In [None]:
from __future__ import print_function
#import Keras library
from keras.models import Sequential, Model
from keras.layers import Dense, Activation, Dropout
from keras.layers import LSTM, Input, Bidirectional
from keras.callbacks import ModelCheckpoint
from tensorflow.keras.optimizers import Adam
from keras.callbacks import EarlyStopping
from keras.metrics import categorical_accuracy

#import spacy, and spacy french model
# spacy is used to work on text
import spacy
nlp = spacy.load("en_core_web_sm")

#import other libraries
import numpy as np
import pandas as pd
import random
import sys
import os
import time
import codecs
import collections
from six.moves import cPickle

from google.colab import drive

# Mount Google Drive
drive.mount('/content/drive')
data_path = '/content/drive/Shareddrives/Deep Learning/DeepLearning_2022/Final Project/Data/'

df = pd.read_csv(data_path + 'songdata.csv')

Mounted at /content/drive


In [None]:
data = ', '.join(df['text'])

In [None]:
def create_wordlist(doc):
    wl = []
    for word in doc:
        if word.text not in ("\n","\n\n",'\u2009','\xa0'):
            wl.append(word.text.lower())
    return wl

In [None]:
wordlist = []

#create sentences
doc = nlp(data[0:100000])
wl = create_wordlist(doc)
wordlist = wordlist + wl

In [None]:
results_path = '/content/drive/Shareddrives/Deep Learning/DeepLearning_2022/Final Project/Results/'

# count the number of words
word_counts = collections.Counter(wordlist)

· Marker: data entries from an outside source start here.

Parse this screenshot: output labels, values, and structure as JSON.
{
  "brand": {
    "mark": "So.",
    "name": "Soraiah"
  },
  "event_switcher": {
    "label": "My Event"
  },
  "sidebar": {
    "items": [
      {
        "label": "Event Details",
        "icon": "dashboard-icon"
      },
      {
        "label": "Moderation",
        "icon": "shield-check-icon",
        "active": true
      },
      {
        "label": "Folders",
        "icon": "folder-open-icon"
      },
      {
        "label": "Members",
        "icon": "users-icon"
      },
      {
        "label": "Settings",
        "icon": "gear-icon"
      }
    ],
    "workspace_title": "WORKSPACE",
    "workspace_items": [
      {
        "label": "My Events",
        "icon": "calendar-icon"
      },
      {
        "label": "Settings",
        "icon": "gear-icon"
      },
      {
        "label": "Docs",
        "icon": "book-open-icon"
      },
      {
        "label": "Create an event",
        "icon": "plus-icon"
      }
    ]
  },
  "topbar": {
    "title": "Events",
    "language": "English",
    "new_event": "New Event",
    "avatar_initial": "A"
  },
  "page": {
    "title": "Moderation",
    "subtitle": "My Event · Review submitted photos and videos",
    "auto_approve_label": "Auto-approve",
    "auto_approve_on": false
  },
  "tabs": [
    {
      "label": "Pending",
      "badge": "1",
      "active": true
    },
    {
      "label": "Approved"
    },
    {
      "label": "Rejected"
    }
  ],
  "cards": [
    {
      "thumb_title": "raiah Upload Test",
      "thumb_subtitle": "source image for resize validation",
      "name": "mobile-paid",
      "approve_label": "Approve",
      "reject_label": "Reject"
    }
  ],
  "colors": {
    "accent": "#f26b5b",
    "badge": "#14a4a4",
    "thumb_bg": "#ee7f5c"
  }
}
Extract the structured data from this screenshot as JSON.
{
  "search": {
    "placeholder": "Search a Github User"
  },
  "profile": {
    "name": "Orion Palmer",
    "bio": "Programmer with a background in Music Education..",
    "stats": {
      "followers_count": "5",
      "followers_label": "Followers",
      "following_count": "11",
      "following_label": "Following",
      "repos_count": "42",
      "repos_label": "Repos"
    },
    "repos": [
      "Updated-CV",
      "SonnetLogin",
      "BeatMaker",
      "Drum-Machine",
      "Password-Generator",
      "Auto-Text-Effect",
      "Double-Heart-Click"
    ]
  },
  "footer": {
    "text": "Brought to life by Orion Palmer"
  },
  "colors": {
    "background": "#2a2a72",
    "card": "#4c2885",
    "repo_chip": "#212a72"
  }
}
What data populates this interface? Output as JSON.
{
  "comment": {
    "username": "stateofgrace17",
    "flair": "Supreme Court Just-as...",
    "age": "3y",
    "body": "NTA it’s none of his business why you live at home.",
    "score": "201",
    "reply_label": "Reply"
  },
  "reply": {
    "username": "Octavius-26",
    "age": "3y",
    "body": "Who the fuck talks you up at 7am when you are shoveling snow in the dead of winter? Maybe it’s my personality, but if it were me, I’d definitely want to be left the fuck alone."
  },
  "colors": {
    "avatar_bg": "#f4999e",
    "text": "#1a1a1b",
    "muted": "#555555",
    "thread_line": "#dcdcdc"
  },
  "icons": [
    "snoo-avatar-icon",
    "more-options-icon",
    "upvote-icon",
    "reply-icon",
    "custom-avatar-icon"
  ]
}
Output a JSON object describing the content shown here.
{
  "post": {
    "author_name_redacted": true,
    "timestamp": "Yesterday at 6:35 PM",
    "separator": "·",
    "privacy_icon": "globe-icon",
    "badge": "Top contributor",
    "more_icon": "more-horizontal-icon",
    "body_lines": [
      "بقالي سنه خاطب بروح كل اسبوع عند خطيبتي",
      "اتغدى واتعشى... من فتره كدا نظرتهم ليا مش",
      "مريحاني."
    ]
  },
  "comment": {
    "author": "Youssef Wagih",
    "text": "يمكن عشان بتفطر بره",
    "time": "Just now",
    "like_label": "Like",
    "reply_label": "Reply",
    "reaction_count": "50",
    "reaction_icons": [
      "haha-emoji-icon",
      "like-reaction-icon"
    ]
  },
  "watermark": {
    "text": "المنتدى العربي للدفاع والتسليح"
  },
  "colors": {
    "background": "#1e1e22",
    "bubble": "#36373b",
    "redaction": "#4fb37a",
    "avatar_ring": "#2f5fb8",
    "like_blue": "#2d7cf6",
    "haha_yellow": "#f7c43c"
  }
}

# Mapping from index to word : that's the vocabulary
vocabulary_inv = [x[0] for x in word_counts.most_common()]
vocabulary_inv = list(sorted(vocabulary_inv))

# Mapping from word to index
vocab = {x: i for i, x in enumerate(vocabulary_inv)}
words = [x[0] for x in word_counts.most_common()]

#size of the vocabulary
vocab_size = len(words)
print("vocab size: ", vocab_size)

#save the words and vocabulary
with open(results_path + "vocab_file.pkl", 'w+b') as f:
    cPickle.dump((words, vocab, vocabulary_inv), f)

vocab size:  1832


In [None]:
#create sequences
sequences = []
next_words = []
seq_length = 30
sequences_step = 1
for i in range(0, len(wordlist) - seq_length, sequences_step):
    sequences.append(wordlist[i: i + seq_length])
    next_words.append(wordlist[i + seq_length])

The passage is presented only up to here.